The investigations will be recorded in a complaints file created specifically for each incident and where appropriate should include evidence collected as individual explanations or accounts taken in writing.
5) Final Response
This will be provided to the complainant in writing (or email by mutual consent) within 30 working days, and the letter will be signed by the Responsible Person. The letter will be on headed notepaper and include: • An apology if appropriate (The Compensation Act 2006, Section 2 expressly allows an apology to be made without any admission of negligence or breach of a statutory duty) • A clear statement of the issues, details of the investigations and the findings, and clear evidence-based reasons for decisions if appropriate • Where errors have occurred, explain these fully and state what has been or will be done to put this right or prevent repetition. Clinical matters must be explained in plain language • A clear statement that the response is the final one and the practice is satisfied it has done all it can to resolve the matter at local level • A statement of the right, if they are not satisfied with the response, to refer the complaint to the Parliamentary and Health Service Ombudsman, Millbank Tower, Millbank, London, SW1P 4QP or visit the 'Making a complaint page' at http://www.ombudsman.org.uk/makea-complaint (to complain online or download a paper form). Alternatively the complainant may call the PHSO Customer Helpline on 0345 015 4033 from 8:30am to 5:30pm, Monday to Friday or send a text to their 'call back' service: 07624 813 005
6) The Next Step
1) All written complaints when received by a member of staff will be passed to the Practice Coordinator immediately
2) The Practice Coordinator will acknowledge the complaint within three working days of receipt
3) In the event of the Practice Coordinator not available, the complaint will be passed to the Practice Manager
4) The Practice Coordinator will carry out an initial investigation, and draft an appropriate response
5) The Practice Manager will support the Practice coordinator in completing the process
6) The Practice Coordinator will include the complaint in the agenda at the next full practice meeting.

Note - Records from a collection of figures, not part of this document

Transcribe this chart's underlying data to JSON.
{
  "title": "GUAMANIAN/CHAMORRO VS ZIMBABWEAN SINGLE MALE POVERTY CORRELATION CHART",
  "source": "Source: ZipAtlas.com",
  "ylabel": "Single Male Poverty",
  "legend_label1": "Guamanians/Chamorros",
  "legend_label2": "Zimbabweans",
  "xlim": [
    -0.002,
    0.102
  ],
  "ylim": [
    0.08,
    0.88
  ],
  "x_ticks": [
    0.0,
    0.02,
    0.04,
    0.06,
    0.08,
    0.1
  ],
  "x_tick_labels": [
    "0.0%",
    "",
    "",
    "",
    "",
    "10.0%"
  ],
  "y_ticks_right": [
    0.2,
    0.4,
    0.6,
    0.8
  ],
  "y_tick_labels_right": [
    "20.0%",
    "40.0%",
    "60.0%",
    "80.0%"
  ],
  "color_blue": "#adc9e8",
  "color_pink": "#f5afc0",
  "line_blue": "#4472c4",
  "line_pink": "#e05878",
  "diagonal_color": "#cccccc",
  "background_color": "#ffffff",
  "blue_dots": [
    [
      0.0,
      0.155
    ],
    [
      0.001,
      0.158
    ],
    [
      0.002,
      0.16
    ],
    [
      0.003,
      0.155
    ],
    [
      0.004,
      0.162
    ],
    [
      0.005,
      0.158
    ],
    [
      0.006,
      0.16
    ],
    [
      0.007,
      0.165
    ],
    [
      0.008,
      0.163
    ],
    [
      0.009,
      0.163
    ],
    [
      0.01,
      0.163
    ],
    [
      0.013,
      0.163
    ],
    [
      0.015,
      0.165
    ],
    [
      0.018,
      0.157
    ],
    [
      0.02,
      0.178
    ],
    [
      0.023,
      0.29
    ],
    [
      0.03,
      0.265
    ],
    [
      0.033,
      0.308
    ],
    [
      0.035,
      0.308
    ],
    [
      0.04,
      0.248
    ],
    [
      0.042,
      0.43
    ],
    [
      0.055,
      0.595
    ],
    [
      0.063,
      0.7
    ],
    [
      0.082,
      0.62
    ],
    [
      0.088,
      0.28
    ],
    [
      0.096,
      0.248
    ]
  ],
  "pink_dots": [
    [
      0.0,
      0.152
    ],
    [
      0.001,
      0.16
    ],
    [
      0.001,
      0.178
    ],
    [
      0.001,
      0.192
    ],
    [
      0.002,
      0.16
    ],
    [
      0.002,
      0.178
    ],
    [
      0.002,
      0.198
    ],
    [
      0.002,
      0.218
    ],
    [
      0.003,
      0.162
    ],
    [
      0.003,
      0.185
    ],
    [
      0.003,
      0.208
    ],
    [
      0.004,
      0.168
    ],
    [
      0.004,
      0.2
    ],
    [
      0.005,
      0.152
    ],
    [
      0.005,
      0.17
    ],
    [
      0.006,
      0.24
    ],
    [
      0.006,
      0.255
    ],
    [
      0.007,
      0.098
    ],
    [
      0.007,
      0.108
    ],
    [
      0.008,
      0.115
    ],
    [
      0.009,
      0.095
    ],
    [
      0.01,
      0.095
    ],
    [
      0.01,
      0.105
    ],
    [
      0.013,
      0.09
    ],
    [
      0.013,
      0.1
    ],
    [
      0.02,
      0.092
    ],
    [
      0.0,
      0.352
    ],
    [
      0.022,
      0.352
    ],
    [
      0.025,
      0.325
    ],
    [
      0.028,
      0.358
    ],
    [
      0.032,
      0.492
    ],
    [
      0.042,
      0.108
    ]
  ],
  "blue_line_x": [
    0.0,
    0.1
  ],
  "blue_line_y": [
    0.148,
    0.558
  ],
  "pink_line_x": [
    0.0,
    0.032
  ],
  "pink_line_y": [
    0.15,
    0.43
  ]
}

Discussions at meetings will focus on the following:
i. What happened and why did it happen?
ii. Could anything have been done differently?
iii. What lessons have been learnt?
iv. What needs to change and how will this be implemented?
A decision is made and recorded at the meeting on any further action that may be required.
Any further action required is actioned.
A review is held at the next significant event/complaints meeting to confirm the validity of the actions.